Focus is essential in carrying out any task properly and to the best of your ability. Of course, there’s a simple antidote to getting distracted from the task at hand while online – self discipline. But self-discipline is easier said than done when you’ve got work, friends, news, blogs, instant messenger contacts and mobile phones all vying for your attention online. There can be little doubt that the simple art of focusing on one task at a time or even one thing at a time is harder in the 21st Century than ever before. Not only are there more technological distractions but we’re actively expected by employers to be “mutli-taskers” in the workplace.
According to some scientists, we’ve even become “chemically addicted” to this constant mental rush of activity. Blogger Edward Winkelman highlights an article in The New York Times which describes the magnitude and consequences of this change:
In 2008, people consumed three times as much information each day as they did in 1960. And they are constantly shifting their attention. Computer users at work change windows or check e-mail or other programs nearly 37 times an hour, new research shows.
The nonstop interactivity is one of the most significant shifts ever in the human environment, said Adam Gazzaley, a neuroscientist at the University of California, San Francisco.“We are exposing our brains to an environment and asking them to do things we weren’t necessarily evolved to do,” he said. “We know already there are consequences.”
Scientists say juggling e-mail, phone calls and other incoming information can change how people think and behave. They say our ability to focus is being undermined by bursts of information.These play to a primitive impulse to respond to immediate opportunities and threats. The stimulation provokes excitement — a dopamine squirt — that researchers say can be addictive. In its absence, people feel bored.
The resulting distractions can have deadly consequences, as when cellphone-wielding drivers and train engineers cause wrecks. And for millions of people these urges can inflict nicks and cuts on creativity and deep thought, interrupting work and family life. While many people say multitasking makes them more productive, research shows otherwise. Heavy multitaskers actually have more trouble focusing and shutting out irrelevant information, scientists say, and they experience more stress.
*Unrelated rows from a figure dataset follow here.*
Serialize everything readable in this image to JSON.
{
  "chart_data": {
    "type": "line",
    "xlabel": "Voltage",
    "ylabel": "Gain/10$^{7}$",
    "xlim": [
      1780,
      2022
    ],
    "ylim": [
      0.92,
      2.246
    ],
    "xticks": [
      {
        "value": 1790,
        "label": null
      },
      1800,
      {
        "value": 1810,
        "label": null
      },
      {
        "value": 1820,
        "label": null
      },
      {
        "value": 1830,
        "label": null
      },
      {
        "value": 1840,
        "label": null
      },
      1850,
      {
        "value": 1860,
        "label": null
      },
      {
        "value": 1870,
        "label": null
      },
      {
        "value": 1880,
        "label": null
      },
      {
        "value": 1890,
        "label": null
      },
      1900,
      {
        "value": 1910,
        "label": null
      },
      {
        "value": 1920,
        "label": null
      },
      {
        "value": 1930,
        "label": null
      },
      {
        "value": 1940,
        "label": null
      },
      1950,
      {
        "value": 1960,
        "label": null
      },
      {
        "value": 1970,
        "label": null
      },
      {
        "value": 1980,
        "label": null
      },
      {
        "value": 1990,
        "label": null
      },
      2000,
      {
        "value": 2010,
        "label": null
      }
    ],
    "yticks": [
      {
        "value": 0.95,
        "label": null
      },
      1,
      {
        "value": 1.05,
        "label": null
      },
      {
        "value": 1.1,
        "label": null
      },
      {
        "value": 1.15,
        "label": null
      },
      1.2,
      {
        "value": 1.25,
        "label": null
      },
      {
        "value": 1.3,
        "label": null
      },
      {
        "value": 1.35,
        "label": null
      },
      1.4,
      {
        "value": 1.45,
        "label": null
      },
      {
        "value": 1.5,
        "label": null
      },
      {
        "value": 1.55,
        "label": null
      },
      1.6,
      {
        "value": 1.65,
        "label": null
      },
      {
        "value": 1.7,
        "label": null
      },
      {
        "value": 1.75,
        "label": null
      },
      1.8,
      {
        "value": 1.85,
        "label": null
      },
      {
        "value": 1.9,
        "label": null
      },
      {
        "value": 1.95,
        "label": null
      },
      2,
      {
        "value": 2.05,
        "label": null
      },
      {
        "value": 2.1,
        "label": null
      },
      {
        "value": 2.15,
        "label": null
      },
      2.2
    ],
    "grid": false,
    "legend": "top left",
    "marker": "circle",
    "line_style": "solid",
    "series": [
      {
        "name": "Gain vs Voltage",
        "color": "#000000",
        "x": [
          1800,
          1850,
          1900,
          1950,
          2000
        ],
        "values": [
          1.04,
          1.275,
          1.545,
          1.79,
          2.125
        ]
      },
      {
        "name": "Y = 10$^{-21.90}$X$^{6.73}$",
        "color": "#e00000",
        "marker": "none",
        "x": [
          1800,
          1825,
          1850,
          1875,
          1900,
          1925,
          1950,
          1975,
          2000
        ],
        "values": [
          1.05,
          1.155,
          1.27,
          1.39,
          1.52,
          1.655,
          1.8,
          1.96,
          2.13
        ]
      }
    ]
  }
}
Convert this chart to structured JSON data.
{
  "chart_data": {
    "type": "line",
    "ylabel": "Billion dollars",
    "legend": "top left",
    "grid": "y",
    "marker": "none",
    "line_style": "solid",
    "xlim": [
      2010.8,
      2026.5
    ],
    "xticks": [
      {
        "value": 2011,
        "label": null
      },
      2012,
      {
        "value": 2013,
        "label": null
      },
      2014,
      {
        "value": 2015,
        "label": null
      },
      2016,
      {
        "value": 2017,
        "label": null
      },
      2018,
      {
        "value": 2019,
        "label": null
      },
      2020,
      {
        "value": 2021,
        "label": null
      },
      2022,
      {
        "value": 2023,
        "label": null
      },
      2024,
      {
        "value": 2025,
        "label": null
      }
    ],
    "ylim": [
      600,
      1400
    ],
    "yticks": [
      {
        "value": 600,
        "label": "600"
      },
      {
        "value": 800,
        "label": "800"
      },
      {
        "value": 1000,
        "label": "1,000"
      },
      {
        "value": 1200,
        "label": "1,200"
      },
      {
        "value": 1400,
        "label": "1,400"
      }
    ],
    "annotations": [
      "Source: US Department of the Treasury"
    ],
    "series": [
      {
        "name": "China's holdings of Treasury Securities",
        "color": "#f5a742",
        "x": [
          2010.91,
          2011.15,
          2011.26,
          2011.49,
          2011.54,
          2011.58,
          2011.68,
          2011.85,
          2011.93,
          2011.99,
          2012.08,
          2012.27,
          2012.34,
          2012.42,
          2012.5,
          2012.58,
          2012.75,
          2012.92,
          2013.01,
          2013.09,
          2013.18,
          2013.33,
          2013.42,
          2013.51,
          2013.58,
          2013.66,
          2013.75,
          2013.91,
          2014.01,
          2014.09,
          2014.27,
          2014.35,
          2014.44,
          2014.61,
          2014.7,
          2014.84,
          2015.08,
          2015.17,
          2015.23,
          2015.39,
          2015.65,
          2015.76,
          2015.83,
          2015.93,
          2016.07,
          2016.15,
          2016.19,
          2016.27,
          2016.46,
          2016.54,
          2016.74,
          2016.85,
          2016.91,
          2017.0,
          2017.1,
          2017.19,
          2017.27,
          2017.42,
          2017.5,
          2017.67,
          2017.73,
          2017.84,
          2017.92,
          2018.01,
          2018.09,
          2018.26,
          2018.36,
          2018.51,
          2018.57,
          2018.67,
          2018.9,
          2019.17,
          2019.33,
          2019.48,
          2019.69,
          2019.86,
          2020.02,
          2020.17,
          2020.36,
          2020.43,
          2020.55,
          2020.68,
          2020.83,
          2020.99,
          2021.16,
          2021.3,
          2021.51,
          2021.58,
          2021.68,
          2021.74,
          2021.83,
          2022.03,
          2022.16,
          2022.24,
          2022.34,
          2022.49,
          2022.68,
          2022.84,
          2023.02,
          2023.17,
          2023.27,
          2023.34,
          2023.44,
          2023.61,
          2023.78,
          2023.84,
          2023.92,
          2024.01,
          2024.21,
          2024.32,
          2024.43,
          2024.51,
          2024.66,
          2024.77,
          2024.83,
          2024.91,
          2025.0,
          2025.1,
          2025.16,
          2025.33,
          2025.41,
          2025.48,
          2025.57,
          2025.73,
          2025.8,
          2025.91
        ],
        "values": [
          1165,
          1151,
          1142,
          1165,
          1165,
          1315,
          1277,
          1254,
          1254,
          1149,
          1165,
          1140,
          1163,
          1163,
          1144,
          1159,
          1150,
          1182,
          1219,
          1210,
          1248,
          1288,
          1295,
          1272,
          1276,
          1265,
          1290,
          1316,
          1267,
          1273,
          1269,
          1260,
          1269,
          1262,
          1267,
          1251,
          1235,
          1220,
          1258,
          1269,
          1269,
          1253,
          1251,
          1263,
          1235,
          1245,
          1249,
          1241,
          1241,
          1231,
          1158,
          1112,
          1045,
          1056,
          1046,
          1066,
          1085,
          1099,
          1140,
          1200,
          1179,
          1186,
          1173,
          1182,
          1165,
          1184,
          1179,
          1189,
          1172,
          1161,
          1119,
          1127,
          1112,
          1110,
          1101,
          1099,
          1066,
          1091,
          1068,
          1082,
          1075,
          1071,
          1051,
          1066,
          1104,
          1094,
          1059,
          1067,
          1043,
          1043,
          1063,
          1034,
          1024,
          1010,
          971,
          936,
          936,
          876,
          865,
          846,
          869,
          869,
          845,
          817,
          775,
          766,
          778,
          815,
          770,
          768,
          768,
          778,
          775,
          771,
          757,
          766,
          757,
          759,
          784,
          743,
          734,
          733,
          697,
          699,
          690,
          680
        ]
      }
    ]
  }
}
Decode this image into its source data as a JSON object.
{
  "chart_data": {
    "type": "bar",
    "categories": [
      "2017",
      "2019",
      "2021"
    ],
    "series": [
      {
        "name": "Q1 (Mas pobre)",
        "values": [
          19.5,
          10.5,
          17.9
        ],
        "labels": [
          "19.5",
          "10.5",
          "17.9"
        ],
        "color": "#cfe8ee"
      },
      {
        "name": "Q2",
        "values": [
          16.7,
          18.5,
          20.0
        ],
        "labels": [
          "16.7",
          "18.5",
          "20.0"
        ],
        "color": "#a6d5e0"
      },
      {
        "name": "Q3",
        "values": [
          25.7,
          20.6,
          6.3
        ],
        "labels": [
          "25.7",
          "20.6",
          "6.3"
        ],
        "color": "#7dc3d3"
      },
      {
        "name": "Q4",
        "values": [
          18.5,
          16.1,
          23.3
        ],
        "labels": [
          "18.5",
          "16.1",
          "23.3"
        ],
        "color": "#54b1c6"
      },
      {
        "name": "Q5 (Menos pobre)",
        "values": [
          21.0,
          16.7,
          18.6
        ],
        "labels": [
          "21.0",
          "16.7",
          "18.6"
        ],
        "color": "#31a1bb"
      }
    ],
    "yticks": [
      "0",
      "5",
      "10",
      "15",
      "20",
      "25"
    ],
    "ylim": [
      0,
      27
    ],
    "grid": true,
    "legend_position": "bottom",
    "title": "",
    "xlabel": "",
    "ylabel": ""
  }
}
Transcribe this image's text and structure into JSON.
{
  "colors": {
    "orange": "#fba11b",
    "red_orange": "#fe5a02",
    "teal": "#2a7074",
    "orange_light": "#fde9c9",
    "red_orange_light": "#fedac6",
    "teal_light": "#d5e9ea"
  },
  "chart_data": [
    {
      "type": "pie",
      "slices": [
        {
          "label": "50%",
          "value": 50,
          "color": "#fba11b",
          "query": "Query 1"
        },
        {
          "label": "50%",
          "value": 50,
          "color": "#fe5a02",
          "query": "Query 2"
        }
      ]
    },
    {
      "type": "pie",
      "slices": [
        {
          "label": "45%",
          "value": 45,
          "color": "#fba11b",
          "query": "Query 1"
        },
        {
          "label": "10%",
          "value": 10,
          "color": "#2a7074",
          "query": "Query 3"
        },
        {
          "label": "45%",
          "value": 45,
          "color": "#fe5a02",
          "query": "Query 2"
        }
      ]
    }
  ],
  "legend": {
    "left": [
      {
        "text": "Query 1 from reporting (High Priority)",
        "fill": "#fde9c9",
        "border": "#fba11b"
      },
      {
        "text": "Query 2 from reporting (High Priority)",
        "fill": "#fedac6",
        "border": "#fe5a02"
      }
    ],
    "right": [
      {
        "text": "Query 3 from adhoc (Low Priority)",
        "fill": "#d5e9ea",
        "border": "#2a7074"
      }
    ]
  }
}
It is this high level of stress that is a bigger threat than any virus, trojan or hacker out there. Since we’ve become so accustomed and deeply connected to our online life of distractions, the stress it causes can be very difficult thing to even perceive – we just get used to it as part of modern life. It’s often only when people take time out such as on holiday when they get away from it all that they can see the symptoms of it such as irritability, mental exhaustion and a lack of focus.
Most worrying of all is that the “addiction” to information is turning into us Johnny Five from Short Circuit with a voracious thirst for new “input” that broadens our minds while possibly reducing our overall ability to reflect, contemplate and critically think for ourselves.
Of course I’m not suggesting we all go back to the stone age and toss our computers and mobile devices in the trash. You can simply re-evaluate certain aspects of your online life and decide whether they’re really essential like Tom did when he quit Facebook. I’m also a big believer in self-discipline although I think the temptations and distractions are so great nowadays, that there’s nothing wrong with a helping hand. If you need one, then I recommend (for writers at least) trying a few applications that block online distractions and help you focus such as WriteRoom for Mac and Dark Room for Windows.
Alternatively, you could just disconnect from the net and switch off your mobile for a while – although personally I’ve never quite managed this yet.